“The Filibuster and Reconciliation: The Future of Majoritarian Lawmaking in the U.S. Senate”

Tonja Jacobi and Jeff Van Dam have posted this draft on SSRN.  Here is the abstract:

The filibuster has effectively become a supermajority requirement for all lawmaking in the Senate, an effect worsened by ill-conceived attempts at its reform. Once an obscure budgetary procedure, reconciliation is now the primary mechanism of avoiding filibusters, and so it is now the means by which the most significant pieces of legislation in recent years have been passed. The effectiveness of mechanisms of restraining reconciliation — particularly the Byrd rule — as well as constraints on more meaningful filibuster reform all hinge on who has supervisory power over Senate rules.
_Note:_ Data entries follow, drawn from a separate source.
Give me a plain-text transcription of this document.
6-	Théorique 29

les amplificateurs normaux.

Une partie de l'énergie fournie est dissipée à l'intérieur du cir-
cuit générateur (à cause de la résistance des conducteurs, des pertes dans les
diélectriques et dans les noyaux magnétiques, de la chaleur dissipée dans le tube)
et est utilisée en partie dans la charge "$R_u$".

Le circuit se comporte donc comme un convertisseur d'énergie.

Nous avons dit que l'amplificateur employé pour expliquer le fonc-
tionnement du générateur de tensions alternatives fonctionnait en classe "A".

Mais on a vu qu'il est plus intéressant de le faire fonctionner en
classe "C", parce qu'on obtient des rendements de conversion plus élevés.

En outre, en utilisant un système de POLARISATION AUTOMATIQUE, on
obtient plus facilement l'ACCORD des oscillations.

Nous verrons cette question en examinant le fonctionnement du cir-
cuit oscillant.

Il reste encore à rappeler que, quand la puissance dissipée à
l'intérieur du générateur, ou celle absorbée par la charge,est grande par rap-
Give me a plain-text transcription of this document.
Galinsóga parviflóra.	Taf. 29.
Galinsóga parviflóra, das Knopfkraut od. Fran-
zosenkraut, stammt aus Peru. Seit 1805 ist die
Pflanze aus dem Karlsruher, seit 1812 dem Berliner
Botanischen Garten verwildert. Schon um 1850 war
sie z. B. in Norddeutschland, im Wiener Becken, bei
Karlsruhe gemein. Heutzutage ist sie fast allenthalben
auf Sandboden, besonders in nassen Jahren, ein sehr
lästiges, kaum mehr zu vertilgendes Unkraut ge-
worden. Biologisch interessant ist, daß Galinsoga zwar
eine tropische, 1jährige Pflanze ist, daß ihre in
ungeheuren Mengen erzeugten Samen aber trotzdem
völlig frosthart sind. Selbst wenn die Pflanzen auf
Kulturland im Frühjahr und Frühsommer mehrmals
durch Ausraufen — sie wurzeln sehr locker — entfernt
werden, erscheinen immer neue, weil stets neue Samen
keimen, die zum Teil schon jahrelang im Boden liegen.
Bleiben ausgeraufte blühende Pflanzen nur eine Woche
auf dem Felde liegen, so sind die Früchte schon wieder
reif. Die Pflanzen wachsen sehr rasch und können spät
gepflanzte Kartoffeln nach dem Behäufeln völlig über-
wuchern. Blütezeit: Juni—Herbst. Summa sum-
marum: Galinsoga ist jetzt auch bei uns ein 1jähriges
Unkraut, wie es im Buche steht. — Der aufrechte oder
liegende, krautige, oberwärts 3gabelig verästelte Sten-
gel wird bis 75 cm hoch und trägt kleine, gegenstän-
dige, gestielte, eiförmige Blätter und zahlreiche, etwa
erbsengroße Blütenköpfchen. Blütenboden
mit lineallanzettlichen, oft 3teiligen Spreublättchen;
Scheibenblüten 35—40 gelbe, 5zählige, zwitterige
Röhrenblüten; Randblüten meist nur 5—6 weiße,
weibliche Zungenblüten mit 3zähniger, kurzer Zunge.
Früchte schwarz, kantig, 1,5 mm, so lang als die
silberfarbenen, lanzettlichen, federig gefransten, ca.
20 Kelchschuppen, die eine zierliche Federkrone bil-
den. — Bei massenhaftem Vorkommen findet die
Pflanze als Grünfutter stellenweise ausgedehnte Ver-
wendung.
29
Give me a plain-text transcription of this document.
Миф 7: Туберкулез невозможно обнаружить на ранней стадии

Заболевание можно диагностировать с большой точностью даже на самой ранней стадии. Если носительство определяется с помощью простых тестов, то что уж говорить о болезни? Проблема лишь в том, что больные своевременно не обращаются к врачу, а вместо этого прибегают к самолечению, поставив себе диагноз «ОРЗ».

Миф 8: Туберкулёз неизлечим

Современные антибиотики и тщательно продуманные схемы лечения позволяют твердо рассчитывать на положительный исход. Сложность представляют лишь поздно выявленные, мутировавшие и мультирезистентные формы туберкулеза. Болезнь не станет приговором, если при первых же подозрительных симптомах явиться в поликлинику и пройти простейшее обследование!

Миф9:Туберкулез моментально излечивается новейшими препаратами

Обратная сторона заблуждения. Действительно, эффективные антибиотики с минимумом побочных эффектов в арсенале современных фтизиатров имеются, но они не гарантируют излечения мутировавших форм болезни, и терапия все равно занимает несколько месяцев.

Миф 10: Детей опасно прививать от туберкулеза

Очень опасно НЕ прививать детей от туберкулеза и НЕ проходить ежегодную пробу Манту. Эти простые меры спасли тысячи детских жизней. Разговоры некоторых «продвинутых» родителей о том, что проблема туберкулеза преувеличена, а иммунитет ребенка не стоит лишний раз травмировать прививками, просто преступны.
Ultimately, this rests not in the courts or the Parliamentarian but in the Senate itself. The battle between majoritarian and minoritarian power in the Senate, and so over the nature of legislation creation in Congress, depends upon individual incentives and institutional norms. We show that those incentives are structured towards minoritarian power, due to particularism, institutionalized risk aversion, and path dependence. Consequently, filibuster reform is likely to be continually frustrated, as the most recent skirmish illustrated. Only through the largely accidental change proffered by reconciliation has majoritarian power resurfaced, and yet still the pull of minoritarian influence continues to reassert itself.